I'm not really up on the 'Shader model' thing (that's a Microsoft/DirectX kind of thing and I'm strictly a Linux/OpenGL guy). The two specialised features it requires right now are the ability to render to floating point textures and the ability to read floating point textures into both the VERTEX shader and the fragment shader. Both of those are required for a strictly legal GLSL implementation - but older hardware will probably either fall back on software emulation or simply refuse to do it or drop the precision of the float down to a byte or something horrible.
This is definitely advanced stuff - it's not going to work on nVIdia 5xxx cards.
Just modified the code so it compile under Mac OS X. It runs, but asserted in line 60 of fboSupport.cxx. The status is 36054 (didn't check the enum). After commenting that out, it failed later, see below.
OK - you must have added some lines at the top. That would be at the end of the "checkFrameBufferStatus" function? A fail there probably means that render to floating point texture is unsupported. That would be "A Bad Thing" - do you have the latest OpenGL drivers installed?
erwin-coumans-computer:~/Downloads/GPUphysics apple$ ./GPU_physics_demo
status : 36054
Compiling:CollisionGenerator Frag Shader -
ERROR: 0:1: '<' : wrong operand types no operation '<' exists that takes a left-hand operand of type 'float' and a right operand of type 'const int' (or there is no acceptable conversion)
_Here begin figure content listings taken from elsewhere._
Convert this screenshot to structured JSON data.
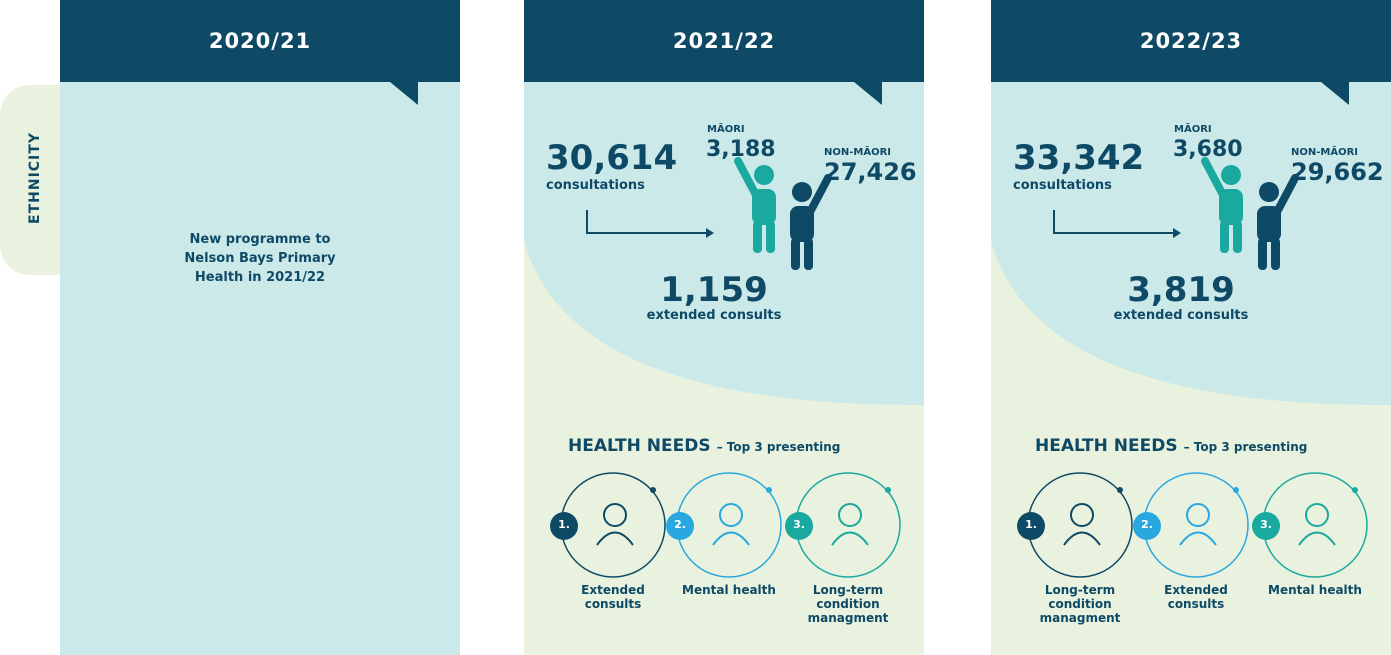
{
  "side_label": "ETHNICITY",
  "columns": [
    {
      "year": "2020/21",
      "note": "New programme to Nelson Bays Primary Health in 2021/22"
    },
    {
      "year": "2021/22",
      "consultations": {
        "value": "30,614",
        "label": "consultations"
      },
      "maori": {
        "label": "MĀORI",
        "value": "3,188"
      },
      "non_maori": {
        "label": "NON-MĀORI",
        "value": "27,426"
      },
      "extended": {
        "value": "1,159",
        "label": "extended consults"
      },
      "health_needs": {
        "title": "HEALTH NEEDS",
        "subtitle": "– Top 3 presenting",
        "items": [
          {
            "rank": "1.",
            "label": "Extended consults"
          },
          {
            "rank": "2.",
            "label": "Mental health"
          },
          {
            "rank": "3.",
            "label": "Long-term condition managment"
          }
        ]
      }
    },
    {
      "year": "2022/23",
      "consultations": {
        "value": "33,342",
        "label": "consultations"
      },
      "maori": {
        "label": "MĀORI",
        "value": "3,680"
      },
      "non_maori": {
        "label": "NON-MĀORI",
        "value": "29,662"
      },
      "extended": {
        "value": "3,819",
        "label": "extended consults"
      },
      "health_needs": {
        "title": "HEALTH NEEDS",
        "subtitle": "– Top 3 presenting",
        "items": [
          {
            "rank": "1.",
            "label": "Long-term condition managment"
          },
          {
            "rank": "2.",
            "label": "Extended consults"
          },
          {
            "rank": "3.",
            "label": "Mental health"
          }
        ]
      }
    }
  ]
}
OK - that's my bad. On line 191 of GPU_physics_demo.cxx, change '< 0' to '< 0.0'.
I suppose I need to re-insert my freezing nvidia 6800 GT card. Is there another stable nvidia card that works on older AGP slots?
So framebuffer objects is one way of doing GPU shaders. Is there an alternative?
Short Answer: No.
Long Answer: Well, maybe...but I wouldn't try it. If we can't render into a three or four component floating point texture, it's hard to see how else we'd get data out of one pass of the shader and into the next. At work, we played briefly with splitting apart a 'float' and repacking it into four bytes and putting that into the RGBA of the frame buffer - then copying the frame buffer into a texture adn recombining the four bytes into a float in the next shader pass. However, that means that you can only output one floating point number in each shader pass - so things like calculating a rotation quaternion takes four shader passes instead of one - repeating the same calculations each pass but writing out a different byte each time. It's also slow because of copying frame buffer into texture...but we're talking pretty small textures here (128x128 is tiny - and yet gives you 16,000 cubes bouncing around!)...the worst part is that OpenGL only GUARANTEES to support up to 16 texture inputs into a shader. If each floating point number is one texture (instead of having up to four floats in a single texture) - then each step of the physics math can have only 16 floating point numbers going into it instead of 64 if you can use floating point texture targets. Worse still, the packing and unpacking of floating point numbers into RGBA colour bytes is nasty inside a shader (you can't just cast a pointer to a float into a pointer into four bytes because there aren't any pointers in shader-land)....so it has to be done arithmetically - which is insanely painful and will probably grind out performance into the dust.
It's possible that older hardware might be able to do this at 'half-float' precision. My code doesn't support that - but it could be made to do so. I just have doubts that you can do useful physics at 16 bit precision...heck - there are enough limits on object sizes and such already - if we make it any worse, it'll be unusuable.
Like I said - this is really a high-end technique. It's going to be a while before most of the hardware out there can support it. But that's also true of the hardware-physics-engine and both of the other physics-on-GPU solutions. At least we don't demand a second graphics card for running the physics like the nVidia solution does!
I think the plan here has to be to get it working so that it's mature code by the time the hardware catches up.